“The news of the revocation of the office of the commissioner of the ATI of Trapani and of the simultaneous entrustment to Invitalia of the path towards the single management of the water service, in application of national regulations and following the Government’s warning, imposes a serious and objective reflection also for the province of Messina”. Thus begins the note from Mayor Federico Basile. “In the Trapani area, after having acknowledged the impossibility of arriving at the assignment of the service in a timely manner, the President of the Region communicated the objective inadequacy of the path undertaken. The national Government therefore intervened as a substitute, entrusting Invitalia with a clear and temporary mandate. Consequently, President Schifani himself deemed it no longer necessary to continue the commissionership, which had not achieved the expected objectives. In Messina, however, exactly the opposite happens: a tender procedure that has already been completed continues to be reiterated deserted twice, we insist on the model of the mixed public-private company and, at the same time, we maintain a commissionership which is producing delays, uncertainties and no concrete results. All this while the city and the province are burdened by an uncertainty that concerns an essential, strategic and vital service such as water”.
Basile’s question
Basile then goes to the crux of the problem: “The question is simple and direct: why in Trapani was it recognized that the path undertaken was not working, intervening in a clear and definitive manner, while in Messina we persist in a management that has not given a positive outcome? It should also be remembered that the issue had been clearly raised in the Chamber, during the discussion of the stability law, by Cateno De Luca and the South calls North group, highlighting the anomaly of a commissioner called to operate simultaneously on several provinces, including Messina. The paradox is evident today: precisely in Messina, which was the case on which that intervention was most concentrated, the commissioner remains unchanged; while in Trapani, where the same commissioner operated, the position was revoked. A contradiction that cannot fail to be highlighted and on which we ask for transparency, respect for the rules and local communities and for the assembly of mayors to become the protagonist again with real involvement of the territories and the administrations that represent them”.

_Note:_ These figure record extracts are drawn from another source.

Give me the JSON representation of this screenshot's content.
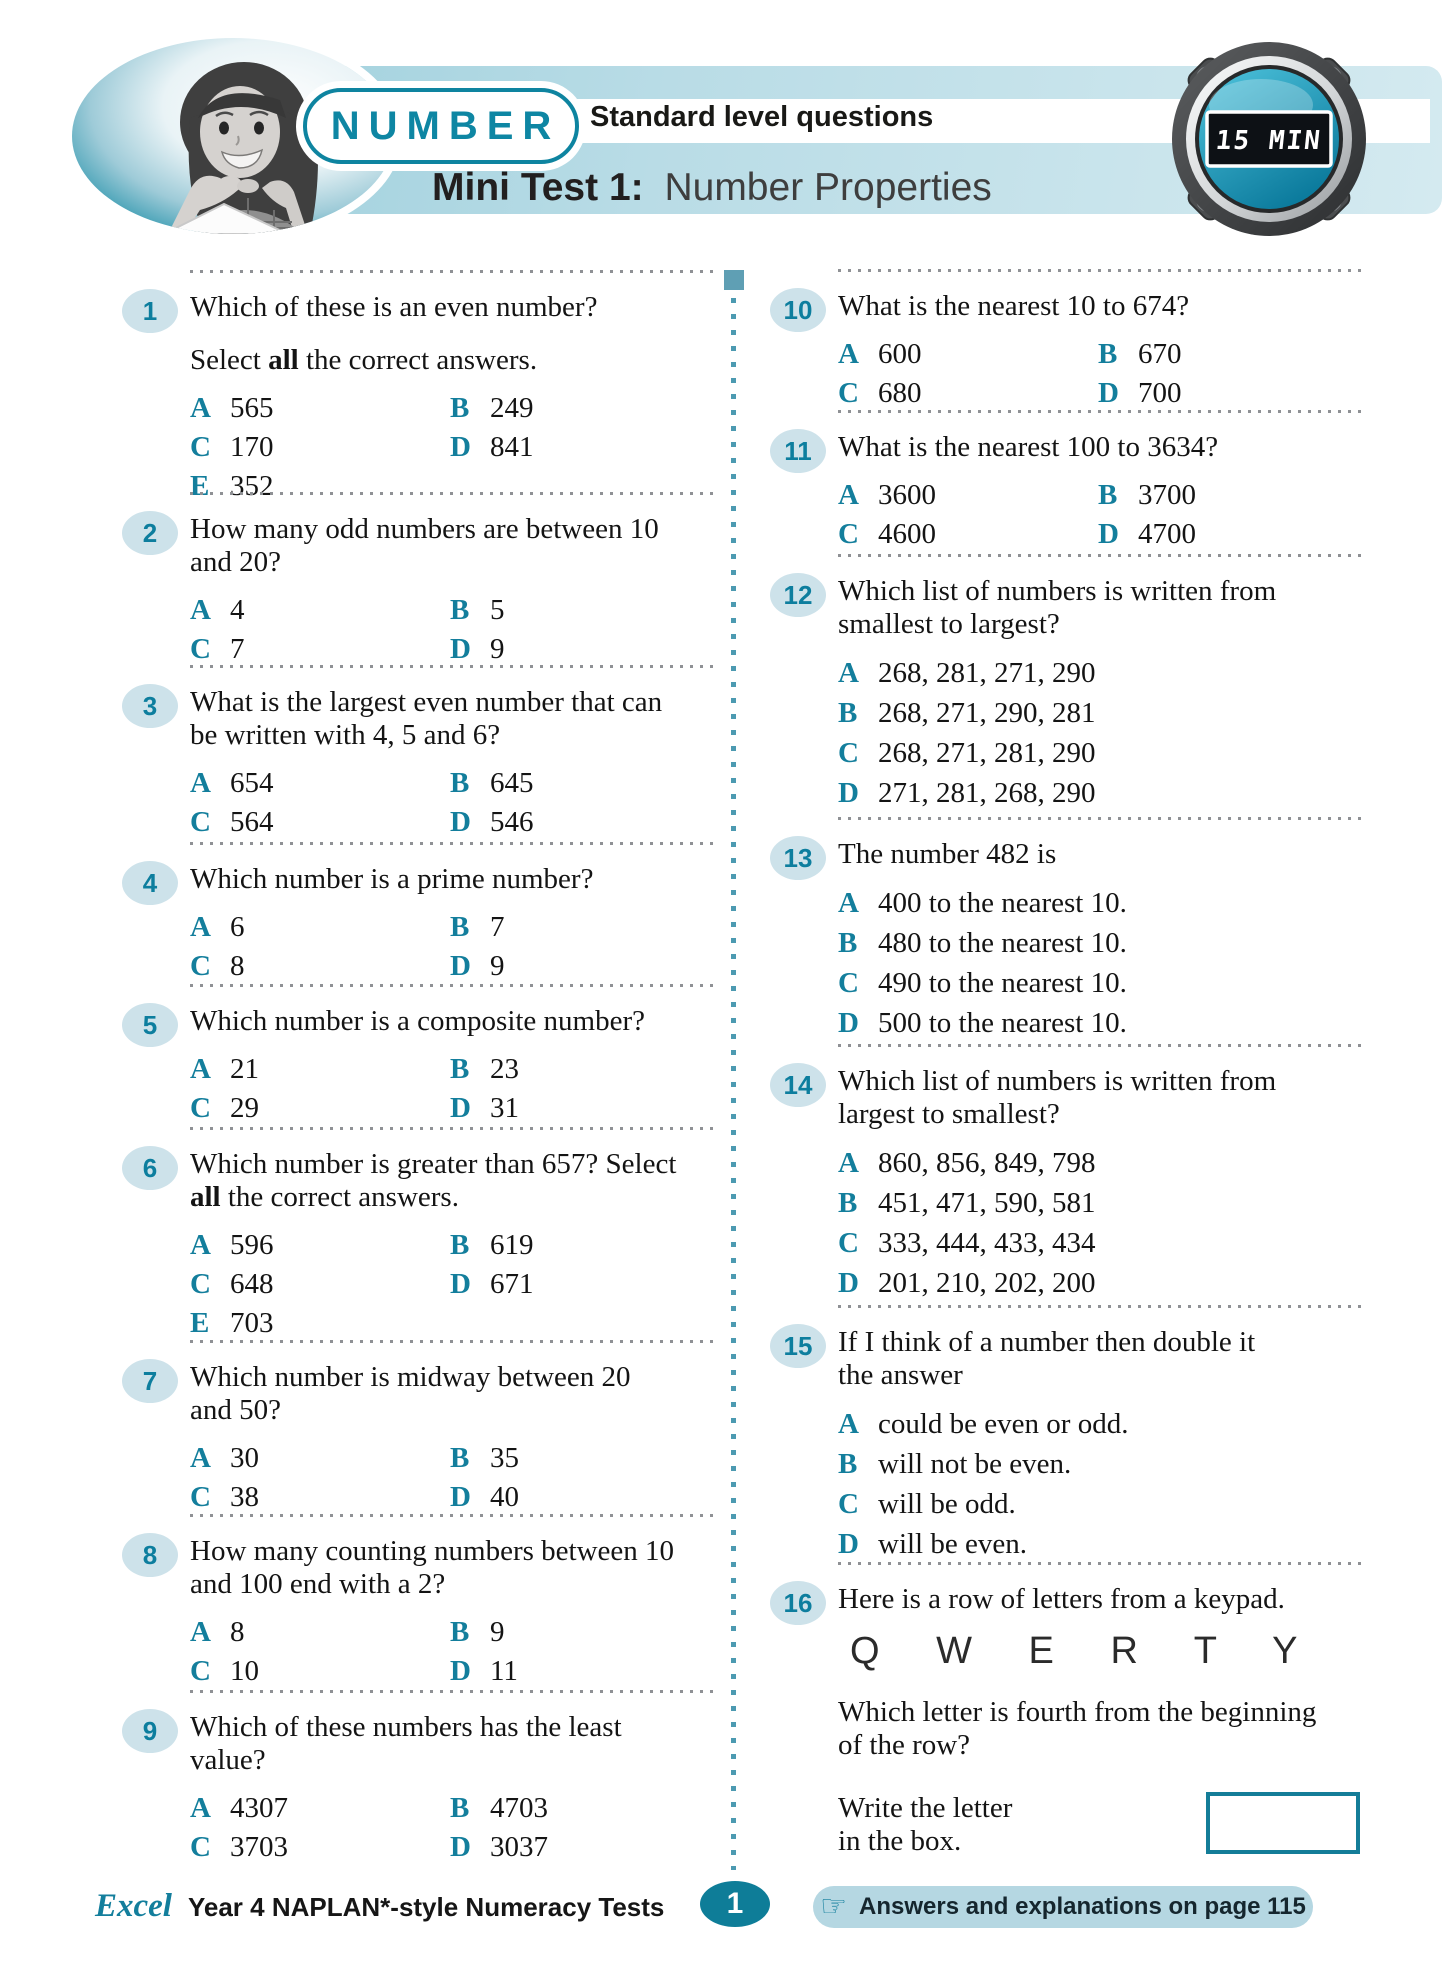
{
  "header": {
    "category": "NUMBER",
    "level_label": "Standard level questions",
    "test_label": "Mini Test 1:",
    "test_topic": "Number Properties",
    "timer_text": "15 MIN"
  },
  "questions": {
    "left": [
      {
        "num": "1",
        "lines": [
          "Which of these is an even number?",
          "",
          "Select **all** the correct answers."
        ],
        "layout": "grid",
        "options": [
          {
            "letter": "A",
            "text": "565"
          },
          {
            "letter": "B",
            "text": "249"
          },
          {
            "letter": "C",
            "text": "170"
          },
          {
            "letter": "D",
            "text": "841"
          },
          {
            "letter": "E",
            "text": "352"
          }
        ]
      },
      {
        "num": "2",
        "lines": [
          "How many odd numbers are between 10",
          "and 20?"
        ],
        "layout": "grid",
        "options": [
          {
            "letter": "A",
            "text": "4"
          },
          {
            "letter": "B",
            "text": "5"
          },
          {
            "letter": "C",
            "text": "7"
          },
          {
            "letter": "D",
            "text": "9"
          }
        ]
      },
      {
        "num": "3",
        "lines": [
          "What is the largest even number that can",
          "be written with 4, 5 and 6?"
        ],
        "layout": "grid",
        "options": [
          {
            "letter": "A",
            "text": "654"
          },
          {
            "letter": "B",
            "text": "645"
          },
          {
            "letter": "C",
            "text": "564"
          },
          {
            "letter": "D",
            "text": "546"
          }
        ]
      },
      {
        "num": "4",
        "lines": [
          "Which number is a prime number?"
        ],
        "layout": "grid",
        "options": [
          {
            "letter": "A",
            "text": "6"
          },
          {
            "letter": "B",
            "text": "7"
          },
          {
            "letter": "C",
            "text": "8"
          },
          {
            "letter": "D",
            "text": "9"
          }
        ]
      },
      {
        "num": "5",
        "lines": [
          "Which number is a composite number?"
        ],
        "layout": "grid",
        "options": [
          {
            "letter": "A",
            "text": "21"
          },
          {
            "letter": "B",
            "text": "23"
          },
          {
            "letter": "C",
            "text": "29"
          },
          {
            "letter": "D",
            "text": "31"
          }
        ]
      },
      {
        "num": "6",
        "lines": [
          "Which number is greater than 657? Select",
          "**all** the correct answers."
        ],
        "layout": "grid",
        "options": [
          {
            "letter": "A",
            "text": "596"
          },
          {
            "letter": "B",
            "text": "619"
          },
          {
            "letter": "C",
            "text": "648"
          },
          {
            "letter": "D",
            "text": "671"
          },
          {
            "letter": "E",
            "text": "703"
          }
        ]
      },
      {
        "num": "7",
        "lines": [
          "Which number is midway between 20",
          "and 50?"
        ],
        "layout": "grid",
        "options": [
          {
            "letter": "A",
            "text": "30"
          },
          {
            "letter": "B",
            "text": "35"
          },
          {
            "letter": "C",
            "text": "38"
          },
          {
            "letter": "D",
            "text": "40"
          }
        ]
      },
      {
        "num": "8",
        "lines": [
          "How many counting numbers between 10",
          "and 100 end with a 2?"
        ],
        "layout": "grid",
        "options": [
          {
            "letter": "A",
            "text": "8"
          },
          {
            "letter": "B",
            "text": "9"
          },
          {
            "letter": "C",
            "text": "10"
          },
          {
            "letter": "D",
            "text": "11"
          }
        ]
      },
      {
        "num": "9",
        "lines": [
          "Which of these numbers has the least",
          "value?"
        ],
        "layout": "grid",
        "options": [
          {
            "letter": "A",
            "text": "4307"
          },
          {
            "letter": "B",
            "text": "4703"
          },
          {
            "letter": "C",
            "text": "3703"
          },
          {
            "letter": "D",
            "text": "3037"
          }
        ]
      }
    ],
    "right": [
      {
        "num": "10",
        "lines": [
          "What is the nearest 10 to 674?"
        ],
        "layout": "grid",
        "options": [
          {
            "letter": "A",
            "text": "600"
          },
          {
            "letter": "B",
            "text": "670"
          },
          {
            "letter": "C",
            "text": "680"
          },
          {
            "letter": "D",
            "text": "700"
          }
        ]
      },
      {
        "num": "11",
        "lines": [
          "What is the nearest 100 to 3634?"
        ],
        "layout": "grid",
        "options": [
          {
            "letter": "A",
            "text": "3600"
          },
          {
            "letter": "B",
            "text": "3700"
          },
          {
            "letter": "C",
            "text": "4600"
          },
          {
            "letter": "D",
            "text": "4700"
          }
        ]
      },
      {
        "num": "12",
        "lines": [
          "Which list of numbers is written from",
          "smallest to largest?"
        ],
        "layout": "list",
        "options": [
          {
            "letter": "A",
            "text": "268, 281, 271, 290"
          },
          {
            "letter": "B",
            "text": "268, 271, 290, 281"
          },
          {
            "letter": "C",
            "text": "268, 271, 281, 290"
          },
          {
            "letter": "D",
            "text": "271, 281, 268, 290"
          }
        ]
      },
      {
        "num": "13",
        "lines": [
          "The number 482 is"
        ],
        "layout": "list",
        "options": [
          {
            "letter": "A",
            "text": "400 to the nearest 10."
          },
          {
            "letter": "B",
            "text": "480 to the nearest 10."
          },
          {
            "letter": "C",
            "text": "490 to the nearest 10."
          },
          {
            "letter": "D",
            "text": "500 to the nearest 10."
          }
        ]
      },
      {
        "num": "14",
        "lines": [
          "Which list of numbers is written from",
          "largest to smallest?"
        ],
        "layout": "list",
        "options": [
          {
            "letter": "A",
            "text": "860, 856, 849, 798"
          },
          {
            "letter": "B",
            "text": "451, 471, 590, 581"
          },
          {
            "letter": "C",
            "text": "333, 444, 433, 434"
          },
          {
            "letter": "D",
            "text": "201, 210, 202, 200"
          }
        ]
      },
      {
        "num": "15",
        "lines": [
          "If I think of a number then double it",
          "the answer"
        ],
        "layout": "list",
        "options": [
          {
            "letter": "A",
            "text": "could be even or odd."
          },
          {
            "letter": "B",
            "text": "will not be even."
          },
          {
            "letter": "C",
            "text": "will be odd."
          },
          {
            "letter": "D",
            "text": "will be even."
          }
        ]
      },
      {
        "num": "16",
        "lines": [
          "Here is a row of letters from a keypad."
        ],
        "keypad": "Q W E R T Y",
        "post_lines": [
          "Which letter is fourth from the beginning",
          "of the row?"
        ],
        "write_lines": [
          "Write the letter",
          "in the box."
        ],
        "answer_box": true
      }
    ]
  },
  "footer": {
    "brand": "Excel",
    "series": "Year 4 NAPLAN*-style Numeracy Tests",
    "page_number": "1",
    "hand_icon": "☞",
    "answers_note": "Answers and explanations on page 115"
  },
  "colors": {
    "teal": "#137e9c",
    "badge_bg": "#cde2ea",
    "banner_blue": "#b9dce6",
    "pill_bg": "#b5d7e2"
  }
}
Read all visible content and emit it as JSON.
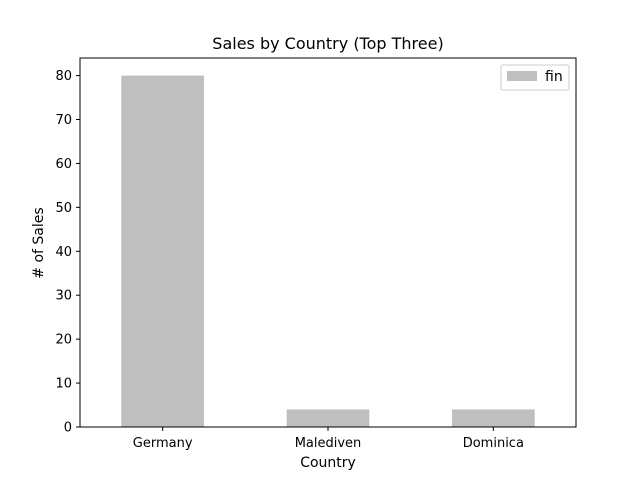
{
  "chart_data": {
    "type": "bar",
    "title": "Sales by Country (Top Three)",
    "xlabel": "Country",
    "ylabel": "# of Sales",
    "categories": [
      "Germany",
      "Malediven",
      "Dominica"
    ],
    "series": [
      {
        "name": "fin",
        "values": [
          80,
          4,
          4
        ],
        "color": "#bfbfbf"
      }
    ],
    "ylim": [
      0,
      84
    ],
    "yticks": [
      0,
      10,
      20,
      30,
      40,
      50,
      60,
      70,
      80
    ],
    "grid": false,
    "legend_position": "top-right"
  }
}
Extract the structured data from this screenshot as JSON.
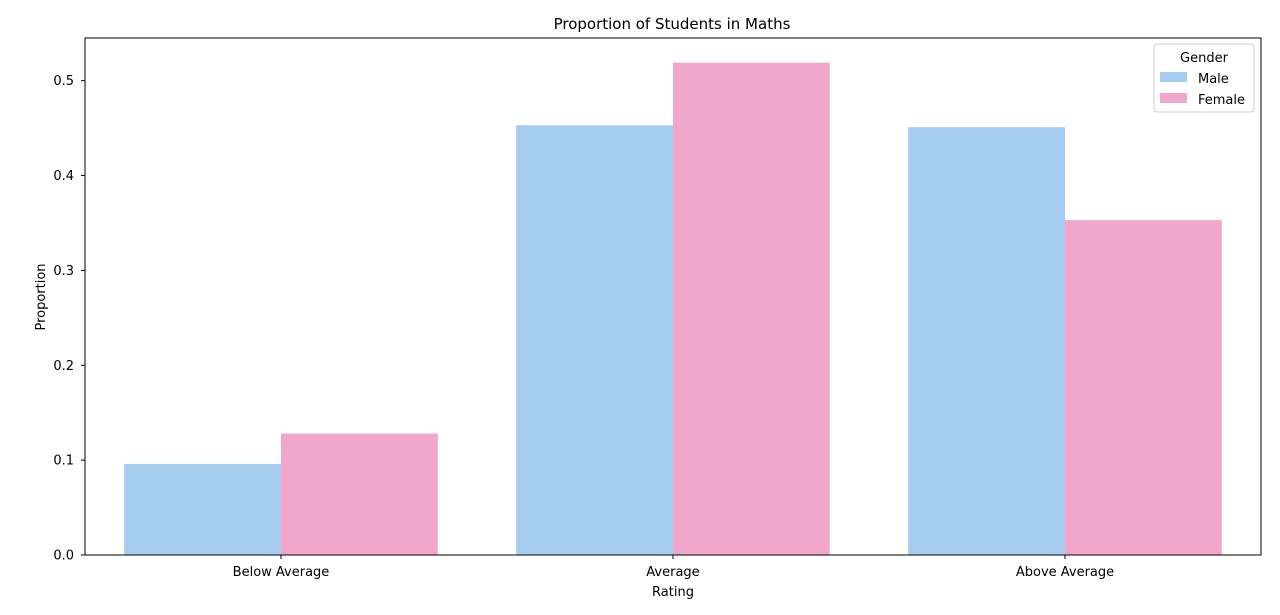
{
  "chart_data": {
    "type": "bar",
    "title": "Proportion of Students in Maths",
    "xlabel": "Rating",
    "ylabel": "Proportion",
    "categories": [
      "Below Average",
      "Average",
      "Above Average"
    ],
    "series": [
      {
        "name": "Male",
        "color": "#a7ccf1",
        "values": [
          0.096,
          0.453,
          0.451
        ]
      },
      {
        "name": "Female",
        "color": "#f1a7cc",
        "values": [
          0.128,
          0.519,
          0.353
        ]
      }
    ],
    "ylim": [
      0,
      0.545
    ],
    "yticks": [
      0.0,
      0.1,
      0.2,
      0.3,
      0.4,
      0.5
    ],
    "ytick_labels": [
      "0.0",
      "0.1",
      "0.2",
      "0.3",
      "0.4",
      "0.5"
    ],
    "grid": false,
    "legend": {
      "title": "Gender",
      "position": "top-right"
    }
  }
}
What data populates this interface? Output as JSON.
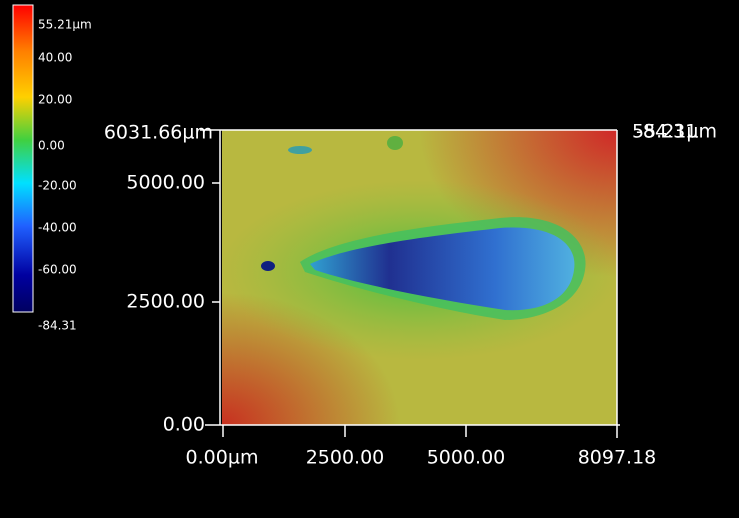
{
  "colorbar": {
    "labels": [
      "55.21µm",
      "40.00",
      "20.00",
      "0.00",
      "-20.00",
      "-40.00",
      "-60.00",
      "-84.31"
    ]
  },
  "y_axis": {
    "labels": [
      "6031.66µm",
      "5000.00",
      "2500.00",
      "0.00"
    ]
  },
  "x_axis": {
    "labels": [
      "0.00µm",
      "2500.00",
      "5000.00",
      "8097.18"
    ]
  },
  "z_axis": {
    "labels": [
      "55.21µm",
      "-84.31"
    ]
  }
}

“The water service cannot become a field of continuous experimentation or top-down decisions. Messina has its own management history, has its own structured public company and has the right to be an active part in the strategic choices that concern the future of the network and citizens. It should also be remembered that, in the absence of a single manager of the water service, several financing opportunities have already been lost over the years, including PNRR resources and other funds dedicated to infrastructure investments. It is legitimate to ask how many other opportunities will have to be sacrificed before take a final decision on the revocation of the current commissioner and on the launch of an effective and stable governance of the service. And above all whether we should not wait for a national government commissioner, with management consequences that will inevitably impact on costs and bills”.